Search code examples
pythondockerutf-8

Why is Python3 breaking on UTF-8 when Python2 does not, all else equal?


I have a Docker container with centos7 as the base image and both python --version = Python 2.7.5 and python3 --version = Python 3.6.8.

My ENTRYPOINT is a short run.sh file.

#!/bin/bash
locale >> locale.txt
python3 /home/scripts/script.py >> output.txt
while :
do
    sleep 10000
done

script.py is:

#!/bin/python
path_to_file = '/home/file.json'
print('starting')
try:
    with open(path_to_file, "r") as file:
        data = file.read()
        print(data)
except Exception as e: print(e)
print('ending')

Finally, /home/file.json just contains:

"°"

After launching the container and entering it with docker exec -it container-name bash, I check output.txt and its contents are:

starting
'ascii' codec can't decode byte 0xc2 in position 1: ordinal not in range(128)
ending

Changing python3 to python in run.sh and redoing the process results in output.txt having:

starting
"°"
ending

In both cases, locale.txt has:

LANG=
LC_CTYPE="POSIX"
LC_NUMERIC="POSIX"
LC_TIME="POSIX"
LC_COLLATE="POSIX"
LC_MONETARY="POSIX"
LC_MESSAGES="POSIX"
LC_PAPER="POSIX"
LC_NAME="POSIX"
LC_ADDRESS="POSIX"
LC_TELEPHONE="POSIX"
LC_MEASUREMENT="POSIX"
LC_IDENTIFICATION="POSIX"
LC_ALL=

However, running locale in my terminal while in the Docker container's bash session gives me:

LANG=en_US.UTF-8
LC_CTYPE="en_US.UTF-8"
LC_NUMERIC="en_US.UTF-8"
LC_TIME="en_US.UTF-8"
LC_COLLATE="en_US.UTF-8"
LC_MONETARY="en_US.UTF-8"
LC_MESSAGES="en_US.UTF-8"
LC_PAPER="en_US.UTF-8"
LC_NAME="en_US.UTF-8"
LC_ADDRESS="en_US.UTF-8"
LC_TELEPHONE="en_US.UTF-8"
LC_MEASUREMENT="en_US.UTF-8"
LC_IDENTIFICATION="en_US.UTF-8"
LC_ALL=

Running python3 script.py in the bash session gives me:

starting
"°"
ending

What I'm finding in the documentation is that Python 2 reads from the system configuration and uses ASCII if the system does not have a character set configured. It looks like Python 3 behaves the same way when the encoding parameter is not given to the open function. I must be misunderstanding the documentation somehow?

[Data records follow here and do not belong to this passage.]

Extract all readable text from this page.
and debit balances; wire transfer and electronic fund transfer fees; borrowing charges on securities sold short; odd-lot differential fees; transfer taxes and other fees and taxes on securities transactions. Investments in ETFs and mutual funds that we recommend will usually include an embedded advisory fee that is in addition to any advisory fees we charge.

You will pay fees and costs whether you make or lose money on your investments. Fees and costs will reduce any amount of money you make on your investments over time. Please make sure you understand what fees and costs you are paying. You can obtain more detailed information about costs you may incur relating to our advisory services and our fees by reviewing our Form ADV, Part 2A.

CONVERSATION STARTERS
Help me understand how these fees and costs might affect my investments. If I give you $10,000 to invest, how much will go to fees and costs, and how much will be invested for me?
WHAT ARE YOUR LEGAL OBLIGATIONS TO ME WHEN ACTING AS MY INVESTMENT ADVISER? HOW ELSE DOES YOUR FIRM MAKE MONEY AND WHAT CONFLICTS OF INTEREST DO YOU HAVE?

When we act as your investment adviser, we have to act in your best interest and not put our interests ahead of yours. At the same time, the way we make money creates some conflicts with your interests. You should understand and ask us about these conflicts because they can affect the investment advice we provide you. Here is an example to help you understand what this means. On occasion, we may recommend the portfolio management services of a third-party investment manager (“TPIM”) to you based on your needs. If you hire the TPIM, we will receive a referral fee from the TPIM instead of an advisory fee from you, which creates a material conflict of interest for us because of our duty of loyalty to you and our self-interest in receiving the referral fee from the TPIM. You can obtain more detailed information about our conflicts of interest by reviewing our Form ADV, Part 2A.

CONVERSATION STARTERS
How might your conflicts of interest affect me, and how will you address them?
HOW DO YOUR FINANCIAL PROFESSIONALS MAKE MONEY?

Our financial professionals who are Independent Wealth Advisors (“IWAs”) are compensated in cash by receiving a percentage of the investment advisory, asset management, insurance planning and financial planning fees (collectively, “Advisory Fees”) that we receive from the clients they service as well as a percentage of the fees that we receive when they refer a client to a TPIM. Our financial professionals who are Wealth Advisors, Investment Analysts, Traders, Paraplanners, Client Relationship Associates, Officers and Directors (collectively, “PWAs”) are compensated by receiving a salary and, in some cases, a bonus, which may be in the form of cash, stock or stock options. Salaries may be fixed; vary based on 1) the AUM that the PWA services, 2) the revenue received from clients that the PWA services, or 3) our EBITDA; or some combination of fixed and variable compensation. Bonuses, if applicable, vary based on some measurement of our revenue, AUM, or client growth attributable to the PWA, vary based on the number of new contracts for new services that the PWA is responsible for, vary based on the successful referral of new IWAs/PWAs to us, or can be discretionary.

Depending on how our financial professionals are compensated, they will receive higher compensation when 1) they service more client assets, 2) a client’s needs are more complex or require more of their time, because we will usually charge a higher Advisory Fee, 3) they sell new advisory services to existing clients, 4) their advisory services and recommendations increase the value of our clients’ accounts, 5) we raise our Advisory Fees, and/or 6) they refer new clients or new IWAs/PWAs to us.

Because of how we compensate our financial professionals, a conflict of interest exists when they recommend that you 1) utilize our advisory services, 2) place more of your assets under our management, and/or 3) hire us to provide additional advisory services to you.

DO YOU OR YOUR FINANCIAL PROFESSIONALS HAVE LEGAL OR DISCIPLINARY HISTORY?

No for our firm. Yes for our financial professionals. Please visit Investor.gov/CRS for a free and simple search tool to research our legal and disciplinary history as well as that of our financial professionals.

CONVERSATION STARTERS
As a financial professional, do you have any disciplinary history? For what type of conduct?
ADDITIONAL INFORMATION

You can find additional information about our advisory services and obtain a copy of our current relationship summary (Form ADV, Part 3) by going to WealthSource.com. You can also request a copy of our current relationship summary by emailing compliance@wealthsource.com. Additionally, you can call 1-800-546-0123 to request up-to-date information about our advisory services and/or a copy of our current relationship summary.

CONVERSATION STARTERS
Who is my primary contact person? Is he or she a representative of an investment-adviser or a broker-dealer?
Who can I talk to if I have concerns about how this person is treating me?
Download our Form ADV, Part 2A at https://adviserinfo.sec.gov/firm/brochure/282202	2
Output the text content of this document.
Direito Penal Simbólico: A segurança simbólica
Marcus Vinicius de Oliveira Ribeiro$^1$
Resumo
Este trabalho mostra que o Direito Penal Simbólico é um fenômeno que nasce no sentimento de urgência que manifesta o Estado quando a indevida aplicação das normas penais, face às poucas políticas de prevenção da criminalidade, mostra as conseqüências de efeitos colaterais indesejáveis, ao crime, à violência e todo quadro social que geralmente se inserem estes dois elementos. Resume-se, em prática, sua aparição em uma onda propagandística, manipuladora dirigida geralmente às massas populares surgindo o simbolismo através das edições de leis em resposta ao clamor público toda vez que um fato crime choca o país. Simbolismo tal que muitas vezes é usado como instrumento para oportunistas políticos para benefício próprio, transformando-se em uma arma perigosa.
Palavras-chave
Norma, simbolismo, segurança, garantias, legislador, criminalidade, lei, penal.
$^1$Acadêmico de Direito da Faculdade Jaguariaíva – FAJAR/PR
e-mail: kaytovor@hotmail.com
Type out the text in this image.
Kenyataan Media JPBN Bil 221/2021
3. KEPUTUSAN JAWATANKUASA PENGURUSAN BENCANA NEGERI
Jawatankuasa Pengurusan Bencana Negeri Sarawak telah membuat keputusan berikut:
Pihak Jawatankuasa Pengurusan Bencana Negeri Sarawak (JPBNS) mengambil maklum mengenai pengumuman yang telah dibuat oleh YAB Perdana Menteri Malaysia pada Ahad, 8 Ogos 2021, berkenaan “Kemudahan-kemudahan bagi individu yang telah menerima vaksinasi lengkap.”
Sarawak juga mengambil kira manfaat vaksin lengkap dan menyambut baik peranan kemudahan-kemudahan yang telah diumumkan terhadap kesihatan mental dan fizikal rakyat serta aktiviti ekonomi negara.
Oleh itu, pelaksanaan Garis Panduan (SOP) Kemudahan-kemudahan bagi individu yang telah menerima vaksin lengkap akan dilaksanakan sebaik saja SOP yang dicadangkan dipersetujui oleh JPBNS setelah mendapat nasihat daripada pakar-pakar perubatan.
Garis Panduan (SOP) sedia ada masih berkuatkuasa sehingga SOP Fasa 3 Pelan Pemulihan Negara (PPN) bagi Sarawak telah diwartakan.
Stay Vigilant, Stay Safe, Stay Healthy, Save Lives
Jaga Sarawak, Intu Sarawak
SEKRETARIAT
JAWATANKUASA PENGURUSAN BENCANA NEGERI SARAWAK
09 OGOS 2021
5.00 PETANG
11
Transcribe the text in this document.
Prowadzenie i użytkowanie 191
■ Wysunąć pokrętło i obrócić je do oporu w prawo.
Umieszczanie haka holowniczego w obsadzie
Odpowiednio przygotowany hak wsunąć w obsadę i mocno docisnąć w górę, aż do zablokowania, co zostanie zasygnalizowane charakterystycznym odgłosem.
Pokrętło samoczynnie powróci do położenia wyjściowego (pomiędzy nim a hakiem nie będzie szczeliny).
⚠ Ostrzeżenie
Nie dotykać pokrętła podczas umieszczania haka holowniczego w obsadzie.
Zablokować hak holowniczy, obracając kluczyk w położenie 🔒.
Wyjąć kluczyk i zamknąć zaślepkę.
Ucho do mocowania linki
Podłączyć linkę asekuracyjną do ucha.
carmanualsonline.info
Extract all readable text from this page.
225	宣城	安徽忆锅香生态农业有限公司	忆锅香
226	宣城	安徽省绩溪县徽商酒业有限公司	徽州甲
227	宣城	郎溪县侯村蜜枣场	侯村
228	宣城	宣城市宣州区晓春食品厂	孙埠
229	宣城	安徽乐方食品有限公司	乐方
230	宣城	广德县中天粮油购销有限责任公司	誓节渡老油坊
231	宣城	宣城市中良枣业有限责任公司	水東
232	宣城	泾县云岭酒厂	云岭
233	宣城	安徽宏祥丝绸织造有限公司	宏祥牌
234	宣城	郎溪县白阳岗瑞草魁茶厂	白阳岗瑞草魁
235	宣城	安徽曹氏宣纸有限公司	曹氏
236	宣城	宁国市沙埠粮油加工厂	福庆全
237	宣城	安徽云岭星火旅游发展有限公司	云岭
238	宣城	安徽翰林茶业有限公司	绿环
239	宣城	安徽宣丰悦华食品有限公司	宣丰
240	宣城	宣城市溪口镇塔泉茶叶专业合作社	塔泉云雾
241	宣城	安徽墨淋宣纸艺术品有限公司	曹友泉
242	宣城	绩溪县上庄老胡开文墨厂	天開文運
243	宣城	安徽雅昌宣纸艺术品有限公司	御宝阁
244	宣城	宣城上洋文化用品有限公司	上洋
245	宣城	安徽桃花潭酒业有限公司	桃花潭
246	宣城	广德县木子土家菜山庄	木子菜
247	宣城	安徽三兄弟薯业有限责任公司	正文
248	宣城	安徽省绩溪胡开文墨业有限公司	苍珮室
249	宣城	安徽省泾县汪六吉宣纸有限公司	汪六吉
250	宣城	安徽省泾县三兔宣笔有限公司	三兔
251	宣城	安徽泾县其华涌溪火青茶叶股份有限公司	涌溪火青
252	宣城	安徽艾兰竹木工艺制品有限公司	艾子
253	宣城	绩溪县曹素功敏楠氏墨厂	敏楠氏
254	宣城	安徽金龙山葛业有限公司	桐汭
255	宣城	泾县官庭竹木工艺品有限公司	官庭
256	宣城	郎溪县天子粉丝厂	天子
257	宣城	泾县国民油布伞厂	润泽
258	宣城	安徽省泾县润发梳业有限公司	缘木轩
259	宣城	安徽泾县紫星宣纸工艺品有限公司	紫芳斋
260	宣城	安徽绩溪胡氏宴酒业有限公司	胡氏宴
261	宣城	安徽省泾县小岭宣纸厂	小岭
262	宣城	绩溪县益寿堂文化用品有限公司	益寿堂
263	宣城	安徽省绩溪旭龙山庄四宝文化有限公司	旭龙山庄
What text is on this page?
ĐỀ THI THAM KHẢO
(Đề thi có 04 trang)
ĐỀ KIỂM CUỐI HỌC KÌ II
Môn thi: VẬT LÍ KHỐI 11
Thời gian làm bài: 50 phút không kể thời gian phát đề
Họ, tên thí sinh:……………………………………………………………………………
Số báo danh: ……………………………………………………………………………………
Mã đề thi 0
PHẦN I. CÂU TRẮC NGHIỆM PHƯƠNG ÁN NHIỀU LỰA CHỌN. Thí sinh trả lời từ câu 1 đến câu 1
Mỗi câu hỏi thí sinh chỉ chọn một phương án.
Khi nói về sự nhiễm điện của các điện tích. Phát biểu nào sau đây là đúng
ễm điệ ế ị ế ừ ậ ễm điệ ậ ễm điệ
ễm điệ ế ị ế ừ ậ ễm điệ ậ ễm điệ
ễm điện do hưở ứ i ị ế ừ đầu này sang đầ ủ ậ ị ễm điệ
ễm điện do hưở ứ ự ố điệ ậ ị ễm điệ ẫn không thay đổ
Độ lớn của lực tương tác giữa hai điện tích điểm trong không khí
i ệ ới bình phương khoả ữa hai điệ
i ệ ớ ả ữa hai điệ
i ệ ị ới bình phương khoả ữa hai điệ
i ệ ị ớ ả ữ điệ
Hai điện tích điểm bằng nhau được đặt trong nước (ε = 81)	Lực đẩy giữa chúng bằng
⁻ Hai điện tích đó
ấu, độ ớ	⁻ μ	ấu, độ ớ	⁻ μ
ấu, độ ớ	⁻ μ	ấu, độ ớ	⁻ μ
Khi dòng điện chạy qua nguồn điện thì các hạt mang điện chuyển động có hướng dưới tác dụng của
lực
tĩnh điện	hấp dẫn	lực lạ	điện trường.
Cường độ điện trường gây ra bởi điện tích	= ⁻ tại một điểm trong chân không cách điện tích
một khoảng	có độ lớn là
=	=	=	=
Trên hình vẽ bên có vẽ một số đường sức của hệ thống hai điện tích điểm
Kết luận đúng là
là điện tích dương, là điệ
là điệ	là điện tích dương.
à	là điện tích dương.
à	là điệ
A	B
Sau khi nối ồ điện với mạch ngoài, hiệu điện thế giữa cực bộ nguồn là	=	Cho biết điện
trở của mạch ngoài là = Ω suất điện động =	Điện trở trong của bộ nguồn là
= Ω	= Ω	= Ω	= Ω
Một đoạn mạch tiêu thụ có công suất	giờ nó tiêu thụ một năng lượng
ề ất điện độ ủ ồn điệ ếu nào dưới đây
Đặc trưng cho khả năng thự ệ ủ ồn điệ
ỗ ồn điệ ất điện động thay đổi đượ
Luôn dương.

What is the difference between Python 2 and Python 3 that causes Python 2 to succeed and Python 3 to fail when run in the Docker container's ENTRYPOINT script?


Solution

  • Python 2 simply does not attempt to handle the encoding at all. It naively reads byte by byte.

    Python 3, by contrast, distinguishes between files opened in binary mode (which reads literally byte by byte, and returns a bytes object), and text mode (which attempts to use an encoding, and fails if the file contains sequences which are not valid in that encoding, and returns a str if successful).

    You have not identified the encoding of your file; if it is a valid UTF-8 file (which is what generally I would recommend), use encoding="utf-8". On Windows, you might need a different encoding; but of course, you need to understand character encodings, and specify the correct one.

    To force Python 3 to use a specific encoding, without changing the source file, you can set the environment variable PYTHONIOENCODING to a suitable value; e.g.

    export PYTHONIOENCODING="utf-8"
    

    See also https://nedbatchelder.com/text/unipain.html and Joel Spolsky's The Absolute Minimum Every Software Developer Absolutely, Positively Must Know About Unicode and Character Sets (No Excluses!)

    If you need help identifying the encoding of your text file, try https://tripleee.github.io/8bit/ (full disclosure: I am the author of this page) armed with a hex dump or Python 3's repr of the bytes in the file (... though it won't help in the case of UTF-8, so maybe try that first; maybe search for U+00B0 which is the Unicode code point for the degree sign. Its UTF-8 representation is the two bytes b'\xc2\xb0' which is suggested by the error message you got).